Nesta extensão de rota apareceram algumas águas que juntas com as vertentes do Mosteiro fazem uma quantidade considerável, e para se aproveitarem se fez uma grande preza na boca da dita mina, e desta se encaminham as águas por uma caldeira ao engenho de azeite, e Segunda, que de novo se fez ao fundo dos pomares deste Mosteiro. Para este novo engenho se fez uma grande casa, que tem suas paredes rebocadas, janelas, e porta de cantaria, e o emadeiramento com toda a segurança, e se abriram algumas trapeiras pra extração do fumo. Dentro desta casa se armou o engenho de azeite conforme o método de Dollabela[1] com uma grande tulha feita por um lado de perpianho toda lajeada de cantaria; e as paredes forradas de madeira para evitar a corrupção da azeitona; por baixo desta se fez um aqueduto para extração da água ruça tanto da tulha como do engenho: ao outro lado se fez um quarto de madeira para uma azenha de Segunda; que de novo se fez com tal arte, que havendo águas bastantes uma só roda faz trabalhar as pedras de ambos os engenhos; nos quais se puseram de novo todos os trastes necessários.
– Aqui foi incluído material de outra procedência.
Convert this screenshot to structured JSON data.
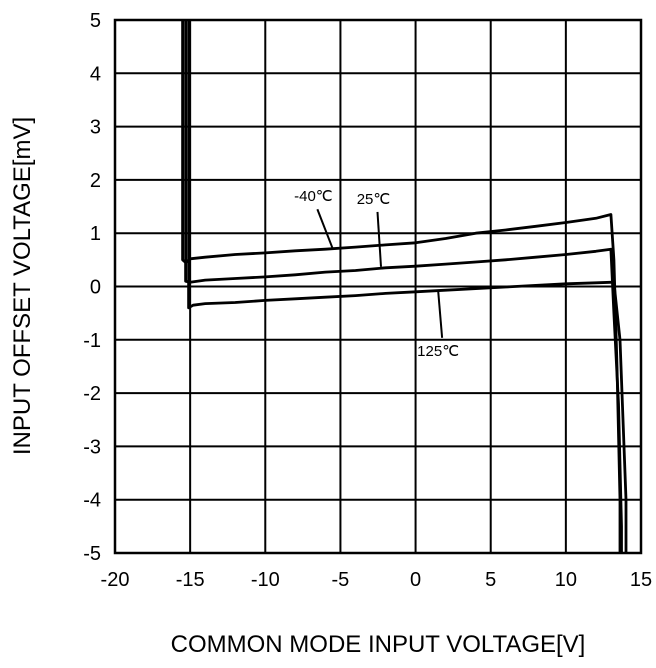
{
  "chart_data": {
    "type": "line",
    "title": "",
    "xlabel": "COMMON MODE INPUT VOLTAGE[V]",
    "ylabel": "INPUT OFFSET VOLTAGE[mV]",
    "xlim": [
      -20,
      15
    ],
    "ylim": [
      -5,
      5
    ],
    "xticks": [
      -20,
      -15,
      -10,
      -5,
      0,
      5,
      10,
      15
    ],
    "yticks": [
      -5,
      -4,
      -3,
      -2,
      -1,
      0,
      1,
      2,
      3,
      4,
      5
    ],
    "xtick_labels": [
      "-20",
      "-15",
      "-10",
      "-5",
      "0",
      "5",
      "10",
      "15"
    ],
    "ytick_labels": [
      "-5",
      "-4",
      "-3",
      "-2",
      "-1",
      "0",
      "1",
      "2",
      "3",
      "4",
      "5"
    ],
    "grid": true,
    "legend": "none",
    "series": [
      {
        "name": "-40℃",
        "x": [
          -15.5,
          -15.5,
          -15.3,
          -15.0,
          -14.0,
          -12.0,
          -10.0,
          -8.0,
          -6.0,
          -4.0,
          -2.0,
          0.0,
          2.0,
          4.0,
          6.0,
          8.0,
          10.0,
          12.0,
          13.0,
          13.2,
          13.4,
          13.6,
          13.6
        ],
        "y": [
          5.0,
          0.5,
          0.45,
          0.52,
          0.55,
          0.6,
          0.63,
          0.67,
          0.7,
          0.74,
          0.78,
          0.82,
          0.9,
          1.0,
          1.06,
          1.13,
          1.2,
          1.28,
          1.35,
          0.5,
          -1.5,
          -4.0,
          -5.0
        ]
      },
      {
        "name": "25℃",
        "x": [
          -15.3,
          -15.3,
          -15.0,
          -14.0,
          -12.0,
          -10.0,
          -8.0,
          -6.0,
          -4.0,
          -2.0,
          0.0,
          2.0,
          4.0,
          6.0,
          8.0,
          10.0,
          12.0,
          13.0,
          13.2,
          13.5,
          13.7,
          13.7
        ],
        "y": [
          5.0,
          0.1,
          0.08,
          0.12,
          0.15,
          0.18,
          0.22,
          0.27,
          0.3,
          0.35,
          0.38,
          0.42,
          0.46,
          0.5,
          0.55,
          0.6,
          0.66,
          0.7,
          -0.5,
          -2.2,
          -4.5,
          -5.0
        ]
      },
      {
        "name": "125℃",
        "x": [
          -15.1,
          -15.1,
          -14.8,
          -14.0,
          -12.0,
          -10.0,
          -8.0,
          -6.0,
          -4.0,
          -2.0,
          0.0,
          2.0,
          4.0,
          6.0,
          8.0,
          10.0,
          12.0,
          13.2,
          13.6,
          14.0,
          14.0
        ],
        "y": [
          5.0,
          -0.4,
          -0.35,
          -0.32,
          -0.3,
          -0.26,
          -0.23,
          -0.2,
          -0.17,
          -0.13,
          -0.1,
          -0.07,
          -0.04,
          -0.01,
          0.02,
          0.05,
          0.07,
          0.08,
          -1.0,
          -4.0,
          -5.0
        ]
      }
    ],
    "annotations": [
      {
        "text": "-40℃",
        "x": -6.8,
        "y": 1.6,
        "target_x": -5.5,
        "target_y": 0.7
      },
      {
        "text": "25℃",
        "x": -2.8,
        "y": 1.55,
        "target_x": -2.3,
        "target_y": 0.37
      },
      {
        "text": "125℃",
        "x": 1.5,
        "y": -1.3,
        "target_x": 1.5,
        "target_y": -0.07
      }
    ]
  }
}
Também pelo Estado de 1801 sabemos que este engenho de azeite, que era de imprensa, passou a ser de varas, o que obrigou as paredes a serem engrossadas. Na mesma data, a mina que o alimentava foi emparedada. Destas construções e do seu modo de funcionamento, continuaremos a falar no próximo sábado. 

Apareçam !!!


[1] Giovanni Antonio Dalla Bella, nasceu em Pádua, Itália. Era professor de Física Experimental na Universidade de Pádua quando foi convidado pelo Marquês de Pombal (1699-1782) para vir para Portugal, leccionar Física no Colégio Real dos Nobres, que estava então a ser criado em Lisboa. Terminado o ensino científico no Colégio dos Nobres em 1772, foi chamado para a Universidade de Coimbra, quando da reforma dos seus estudos, tendo sido nomeado professor de Física Experimental. Foi-lhe concedido o grau de Doutor em 1773, tendo leccionado na Universidade de Coimbra até à sua jubilação, em 1790. Voltou para Pádua na década de 90, onde veio a falecer por volta de 1823. Apesar da sua área de trabalho ser a Física, desenvolveu diversos estudos sobre a agricultura, tendo estudado a cultura da oliveira e a produção de azeite, em memórias que foram publicadas pela Academia das Ciências de Lisboa.